My Role
Data Scientist
Background
Internet and its number of users is growing each year, with it also the number attacks and security exploits grows. Networks are prone to network attracts and since the growing number of users and increasing availability of tools for intruding and hacking, the number of attacks is also growing. Australian Cyber Security Centre reviewed the levels of sophistication attackers used in order to compromise networks (ACSC, 2019) and concluded that there is a need to develop better intrusion detection models. According to IBM the average cost of a data breach is USD 3.92 million in the year of 2019 (IBM, 2019).
Data
- Botnet traffic dataset from IoT networks
- The dataset suffers from imbalance. A dataset is considered to be imbalanced when the distribution of the classes differs substantially and where the classes of interest are rare. This can have the consequence of generating biased results (Fathi Ganji, 2010).
- The dataset consist of 1 million observations on 35 attributes from network traffic.
- The data has seven pattern classes, one Normal and six attack classes.
Attack classes include
Data Exfiltration, HTTP, Keylogging, OS Fingerprint, Service Scan and TCP attacks.
Model Used: Random Forest together with Feature Engineered variables
Random Forest has managed to predict network attacks well, Rama et al. used Random Forest was to predict attacks in the open sorce NSL-KDD dataset (Rama R, 2017)
The model was built on 500 trees with four variables tried in each split. The model has a training accuracy of 100% and an OOB estimate error of 0.01%.
Picture from: Dr. Ganapathi Pulipaka
Confusion Matrix
The accuracy of the model is 99.98% and the kappa accuracy is 99.96%. The model achieves a sensitivity score of over 99% for all the classes except for Data Exfiltration and Keylogging. These two classes are the smallest within the data, and even though this is a very good model, it would benefit from having more observations especially for the Data Exfiltration class. The model achieves a high specificity score for all classes. The lowest F1 score is found for the Data Exfiltration class and all the other classes have a very high F1 score.
Other
Mean Decrease Accuracy plot was used to understand which variables that influenced the models most.
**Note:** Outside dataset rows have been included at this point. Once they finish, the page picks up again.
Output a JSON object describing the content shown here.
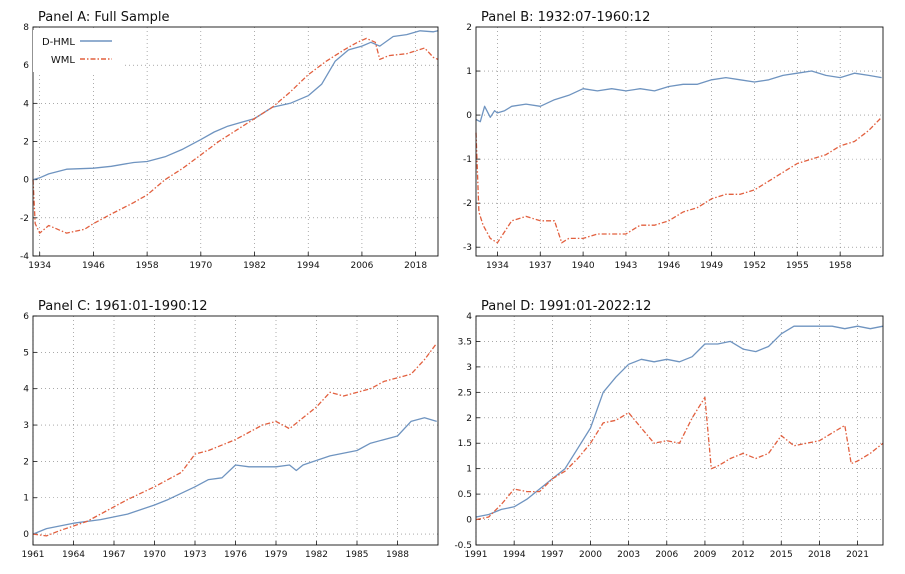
{
  "colors": {
    "dhml": "#6f94c0",
    "wml": "#e2603f"
  },
  "legend": {
    "dhml": "D-HML",
    "wml": "WML"
  },
  "chart_data": [
    {
      "type": "line",
      "title": "Panel A: Full Sample",
      "xlim": [
        1932.5,
        2023.0
      ],
      "ylim": [
        -4,
        8
      ],
      "xticks": [
        1934,
        1946,
        1958,
        1970,
        1982,
        1994,
        2006,
        2018
      ],
      "yticks": [
        -4,
        -2,
        0,
        2,
        4,
        6,
        8
      ],
      "grid": true,
      "legend_position": "top-left",
      "series": [
        {
          "name": "D-HML",
          "x": [
            1932.5,
            1934,
            1936,
            1940,
            1946,
            1950,
            1955,
            1958,
            1962,
            1966,
            1970,
            1973,
            1976,
            1979,
            1982,
            1986,
            1990,
            1994,
            1997,
            2000,
            2003,
            2006,
            2008,
            2010,
            2013,
            2016,
            2019,
            2022,
            2023
          ],
          "y": [
            0,
            0.1,
            0.3,
            0.55,
            0.6,
            0.7,
            0.9,
            0.95,
            1.2,
            1.6,
            2.1,
            2.5,
            2.8,
            3.0,
            3.2,
            3.8,
            4.0,
            4.4,
            5.0,
            6.2,
            6.8,
            7.0,
            7.2,
            7.0,
            7.5,
            7.6,
            7.8,
            7.75,
            7.8
          ]
        },
        {
          "name": "WML",
          "x": [
            1932.5,
            1933,
            1934,
            1936,
            1940,
            1944,
            1946,
            1950,
            1955,
            1958,
            1962,
            1966,
            1970,
            1974,
            1978,
            1982,
            1986,
            1990,
            1994,
            1998,
            2002,
            2005,
            2007,
            2009,
            2010,
            2012,
            2016,
            2020,
            2022,
            2023
          ],
          "y": [
            0,
            -2.3,
            -2.8,
            -2.4,
            -2.8,
            -2.6,
            -2.3,
            -1.8,
            -1.2,
            -0.8,
            0,
            0.6,
            1.3,
            2.0,
            2.6,
            3.2,
            3.8,
            4.6,
            5.5,
            6.2,
            6.8,
            7.2,
            7.4,
            7.2,
            6.3,
            6.5,
            6.6,
            6.9,
            6.4,
            6.3
          ]
        }
      ]
    },
    {
      "type": "line",
      "title": "Panel B: 1932:07-1960:12",
      "xlim": [
        1932.5,
        1961.0
      ],
      "ylim": [
        -3.2,
        2
      ],
      "xticks": [
        1934,
        1937,
        1940,
        1943,
        1946,
        1949,
        1952,
        1955,
        1958
      ],
      "yticks": [
        -3,
        -2,
        -1,
        0,
        1,
        2
      ],
      "grid": true,
      "series": [
        {
          "name": "D-HML",
          "x": [
            1932.5,
            1932.8,
            1933.1,
            1933.5,
            1933.8,
            1934,
            1934.5,
            1935,
            1936,
            1937,
            1938,
            1939,
            1940,
            1941,
            1942,
            1943,
            1944,
            1945,
            1946,
            1947,
            1948,
            1949,
            1950,
            1951,
            1952,
            1953,
            1954,
            1955,
            1956,
            1957,
            1958,
            1959,
            1960,
            1960.9
          ],
          "y": [
            -0.1,
            -0.15,
            0.2,
            -0.05,
            0.1,
            0.05,
            0.1,
            0.2,
            0.25,
            0.2,
            0.35,
            0.45,
            0.6,
            0.55,
            0.6,
            0.55,
            0.6,
            0.55,
            0.65,
            0.7,
            0.7,
            0.8,
            0.85,
            0.8,
            0.75,
            0.8,
            0.9,
            0.95,
            1.0,
            0.9,
            0.85,
            0.95,
            0.9,
            0.85
          ]
        },
        {
          "name": "WML",
          "x": [
            1932.5,
            1932.7,
            1933,
            1933.5,
            1934,
            1935,
            1936,
            1937,
            1938,
            1938.5,
            1939,
            1940,
            1941,
            1942,
            1943,
            1944,
            1945,
            1946,
            1947,
            1948,
            1949,
            1950,
            1951,
            1952,
            1953,
            1954,
            1955,
            1956,
            1957,
            1958,
            1959,
            1960,
            1960.9
          ],
          "y": [
            -0.4,
            -2.2,
            -2.5,
            -2.8,
            -2.9,
            -2.4,
            -2.3,
            -2.4,
            -2.4,
            -2.9,
            -2.8,
            -2.8,
            -2.7,
            -2.7,
            -2.7,
            -2.5,
            -2.5,
            -2.4,
            -2.2,
            -2.1,
            -1.9,
            -1.8,
            -1.8,
            -1.7,
            -1.5,
            -1.3,
            -1.1,
            -1.0,
            -0.9,
            -0.7,
            -0.6,
            -0.35,
            -0.05
          ]
        }
      ]
    },
    {
      "type": "line",
      "title": "Panel C: 1961:01-1990:12",
      "xlim": [
        1961.0,
        1991.0
      ],
      "ylim": [
        -0.3,
        6
      ],
      "xticks": [
        1961,
        1964,
        1967,
        1970,
        1973,
        1976,
        1979,
        1982,
        1985,
        1988
      ],
      "yticks": [
        0,
        1,
        2,
        3,
        4,
        5,
        6
      ],
      "grid": true,
      "series": [
        {
          "name": "D-HML",
          "x": [
            1961,
            1962,
            1964,
            1966,
            1968,
            1970,
            1971,
            1973,
            1974,
            1975,
            1976,
            1977,
            1979,
            1980,
            1980.5,
            1981,
            1983,
            1985,
            1986,
            1988,
            1989,
            1990,
            1990.9
          ],
          "y": [
            0,
            0.15,
            0.3,
            0.4,
            0.55,
            0.8,
            0.95,
            1.3,
            1.5,
            1.55,
            1.9,
            1.85,
            1.85,
            1.9,
            1.75,
            1.9,
            2.15,
            2.3,
            2.5,
            2.7,
            3.1,
            3.2,
            3.1
          ]
        },
        {
          "name": "WML",
          "x": [
            1961,
            1962,
            1963,
            1965,
            1967,
            1968,
            1970,
            1972,
            1973,
            1974,
            1976,
            1978,
            1979,
            1980,
            1981,
            1982,
            1983,
            1984,
            1986,
            1987,
            1989,
            1990,
            1990.9
          ],
          "y": [
            0,
            -0.05,
            0.1,
            0.35,
            0.75,
            0.95,
            1.3,
            1.7,
            2.2,
            2.3,
            2.6,
            3.0,
            3.1,
            2.9,
            3.2,
            3.5,
            3.9,
            3.8,
            4.0,
            4.2,
            4.4,
            4.8,
            5.25
          ]
        }
      ]
    },
    {
      "type": "line",
      "title": "Panel D: 1991:01-2022:12",
      "xlim": [
        1991.0,
        2023.0
      ],
      "ylim": [
        -0.5,
        4
      ],
      "xticks": [
        1991,
        1994,
        1997,
        2000,
        2003,
        2006,
        2009,
        2012,
        2015,
        2018,
        2021
      ],
      "yticks": [
        -0.5,
        0,
        0.5,
        1,
        1.5,
        2,
        2.5,
        3,
        3.5,
        4
      ],
      "grid": true,
      "series": [
        {
          "name": "D-HML",
          "x": [
            1991,
            1992,
            1993,
            1994,
            1995,
            1996,
            1997,
            1998,
            1999,
            2000,
            2001,
            2002,
            2003,
            2004,
            2005,
            2006,
            2007,
            2008,
            2009,
            2010,
            2011,
            2012,
            2013,
            2014,
            2015,
            2016,
            2017,
            2018,
            2019,
            2020,
            2021,
            2022,
            2023
          ],
          "y": [
            0.05,
            0.1,
            0.2,
            0.25,
            0.4,
            0.6,
            0.8,
            1.0,
            1.4,
            1.8,
            2.5,
            2.8,
            3.05,
            3.15,
            3.1,
            3.15,
            3.1,
            3.2,
            3.45,
            3.45,
            3.5,
            3.35,
            3.3,
            3.4,
            3.65,
            3.8,
            3.8,
            3.8,
            3.8,
            3.75,
            3.8,
            3.75,
            3.8
          ]
        },
        {
          "name": "WML",
          "x": [
            1991,
            1992,
            1993,
            1994,
            1995,
            1996,
            1997,
            1998,
            1999,
            2000,
            2001,
            2002,
            2003,
            2004,
            2005,
            2006,
            2007,
            2008,
            2009,
            2009.5,
            2010,
            2011,
            2012,
            2013,
            2014,
            2015,
            2016,
            2017,
            2018,
            2019,
            2020,
            2020.5,
            2021,
            2022,
            2023
          ],
          "y": [
            0,
            0.05,
            0.3,
            0.6,
            0.55,
            0.55,
            0.8,
            0.95,
            1.2,
            1.5,
            1.9,
            1.95,
            2.1,
            1.8,
            1.5,
            1.55,
            1.5,
            2.0,
            2.4,
            1.0,
            1.05,
            1.2,
            1.3,
            1.2,
            1.3,
            1.65,
            1.45,
            1.5,
            1.55,
            1.7,
            1.85,
            1.1,
            1.15,
            1.3,
            1.5
          ]
        }
      ]
    }
  ]
}
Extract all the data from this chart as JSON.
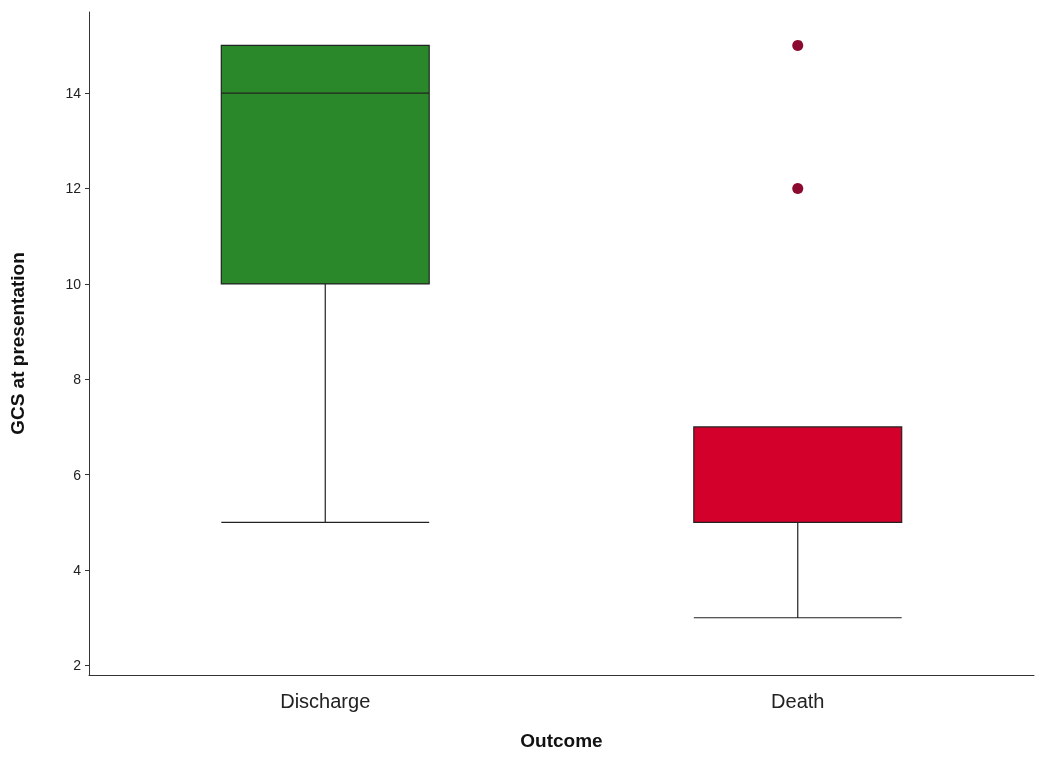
{
  "chart_data": {
    "type": "box",
    "xlabel": "Outcome",
    "ylabel": "GCS at presentation",
    "categories": [
      "Discharge",
      "Death"
    ],
    "ylim": [
      1.8,
      15.7
    ],
    "yticks": [
      2,
      4,
      6,
      8,
      10,
      12,
      14
    ],
    "grid": false,
    "series": [
      {
        "colors": [
          "#2a882a",
          "#d4002c"
        ],
        "boxes": [
          {
            "low": 5,
            "q1": 10,
            "median": 14,
            "q3": 15,
            "high": 15
          },
          {
            "low": 3,
            "q1": 5,
            "median": 5,
            "q3": 7,
            "high": 7
          }
        ]
      },
      {
        "type": "scatter",
        "x": [
          "Death",
          "Death"
        ],
        "values": [
          15,
          12
        ],
        "color": "#8c0a30",
        "marker": "circle"
      }
    ]
  }
}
Construction of Feature engineered variable
Findings
A set of important variables to identify the network attacks was found. Feature engineered variables properly summarize the behaviours of the network from the raw network data with good result. The model managed to classigy all TCP attacks correctly. There where not enough observations to correctly learn the behaviour for Data Exfiltration. The model can be used to detect HTTP, Keylogging, OS Fingerprint, Service Scan and TCP attacks.